Friday 29 July 2016

Obinna Dike, Citi Professional - The Challenges of Using Business Analytics

Obinna Dike works as a software engineer for Citi in the Greater New York area. He has over seven years of experience with creating complex software systems, and working with big data and business analytics.

Business analysts work in a challenging environment. On the one hand, they are efficient because they have well-defined, purposeful processes and models.

On the other hand, there is no innovation without experimentation and trying to do different things in different ways.

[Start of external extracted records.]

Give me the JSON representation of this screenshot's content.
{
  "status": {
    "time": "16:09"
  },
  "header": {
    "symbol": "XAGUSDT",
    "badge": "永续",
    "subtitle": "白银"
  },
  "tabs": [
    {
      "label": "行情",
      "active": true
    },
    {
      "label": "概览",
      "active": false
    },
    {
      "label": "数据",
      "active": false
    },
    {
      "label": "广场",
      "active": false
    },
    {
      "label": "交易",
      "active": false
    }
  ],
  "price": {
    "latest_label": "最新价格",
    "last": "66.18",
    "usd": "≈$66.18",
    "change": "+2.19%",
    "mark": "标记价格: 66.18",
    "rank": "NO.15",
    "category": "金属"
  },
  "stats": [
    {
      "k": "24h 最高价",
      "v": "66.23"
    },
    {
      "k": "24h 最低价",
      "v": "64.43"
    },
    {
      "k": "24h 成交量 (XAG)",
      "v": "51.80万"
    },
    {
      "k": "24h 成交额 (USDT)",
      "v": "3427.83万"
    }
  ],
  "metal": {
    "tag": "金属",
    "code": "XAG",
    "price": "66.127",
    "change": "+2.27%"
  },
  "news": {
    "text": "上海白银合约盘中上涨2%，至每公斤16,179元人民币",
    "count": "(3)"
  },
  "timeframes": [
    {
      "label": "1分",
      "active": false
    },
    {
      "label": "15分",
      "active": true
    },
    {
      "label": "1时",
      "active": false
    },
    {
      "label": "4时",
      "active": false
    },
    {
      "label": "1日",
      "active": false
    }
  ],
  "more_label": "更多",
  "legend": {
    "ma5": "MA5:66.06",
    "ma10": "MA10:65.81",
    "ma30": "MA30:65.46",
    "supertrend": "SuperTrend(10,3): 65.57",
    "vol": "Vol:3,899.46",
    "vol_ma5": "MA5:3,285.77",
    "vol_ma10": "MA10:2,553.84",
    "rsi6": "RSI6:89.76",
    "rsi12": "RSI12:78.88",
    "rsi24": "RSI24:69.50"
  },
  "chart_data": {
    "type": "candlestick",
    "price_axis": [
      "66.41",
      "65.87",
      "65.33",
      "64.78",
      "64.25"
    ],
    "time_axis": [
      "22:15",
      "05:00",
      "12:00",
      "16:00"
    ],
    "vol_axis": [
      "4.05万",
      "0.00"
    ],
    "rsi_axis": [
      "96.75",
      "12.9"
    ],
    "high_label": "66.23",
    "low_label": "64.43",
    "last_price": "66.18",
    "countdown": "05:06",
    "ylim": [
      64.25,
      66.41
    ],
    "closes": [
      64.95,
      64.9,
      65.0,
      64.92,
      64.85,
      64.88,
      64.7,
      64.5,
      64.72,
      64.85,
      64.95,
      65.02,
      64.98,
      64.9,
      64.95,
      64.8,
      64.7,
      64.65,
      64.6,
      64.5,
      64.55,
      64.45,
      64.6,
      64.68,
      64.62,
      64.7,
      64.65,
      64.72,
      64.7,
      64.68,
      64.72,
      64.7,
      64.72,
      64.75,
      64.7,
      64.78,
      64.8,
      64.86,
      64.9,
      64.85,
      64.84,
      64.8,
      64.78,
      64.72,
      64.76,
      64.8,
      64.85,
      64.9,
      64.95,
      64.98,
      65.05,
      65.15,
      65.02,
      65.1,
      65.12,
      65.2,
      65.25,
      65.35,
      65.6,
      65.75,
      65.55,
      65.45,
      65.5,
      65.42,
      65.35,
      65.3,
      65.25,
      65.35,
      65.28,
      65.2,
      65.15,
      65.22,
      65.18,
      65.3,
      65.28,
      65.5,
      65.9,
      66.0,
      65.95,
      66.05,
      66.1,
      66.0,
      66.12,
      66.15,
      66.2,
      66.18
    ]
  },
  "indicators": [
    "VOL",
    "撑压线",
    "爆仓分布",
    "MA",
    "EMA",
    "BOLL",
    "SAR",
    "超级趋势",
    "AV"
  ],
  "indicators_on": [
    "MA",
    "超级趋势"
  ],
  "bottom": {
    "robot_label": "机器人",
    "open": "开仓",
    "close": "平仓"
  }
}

Innovation and efficiency directly contradict each other. This presents organizations with a challenge: focusing on just one of these, and ignoring the other, inevitably leads to a low value. 

One way to approach this challenge is to make efficiency the primary goal. When such a goal is created, analysts can develop very well-defined and results-oriented processes. However, this comes at a cost: such processes are usually very resistant to change. Every time things change, they usually fail to keep up. Adapting the processes to change requires a significant investment of time and money. 

Business intelligence analytics is a prime example of this challenge. To manage risk and have defined prerequisites, most organizations exhaustively scope metric requirements before developing reports. The advantage of this approach is that is allows for repeatability, reduces uncertainty, and formalizes processes and roles. 

The problem is that such an approach is very inflexible. A business may not know what it needs to focus on until it analyzes a vast array of data. It is also challenging, and at times impossible, to build models and reports based on unknown or nonstandard requirements. 

In most situations the answer is about achieving a balance between flexibility and certainty.  Software engineers like Obinna Dike Citi can build any model as long as the client knows what he is looking for.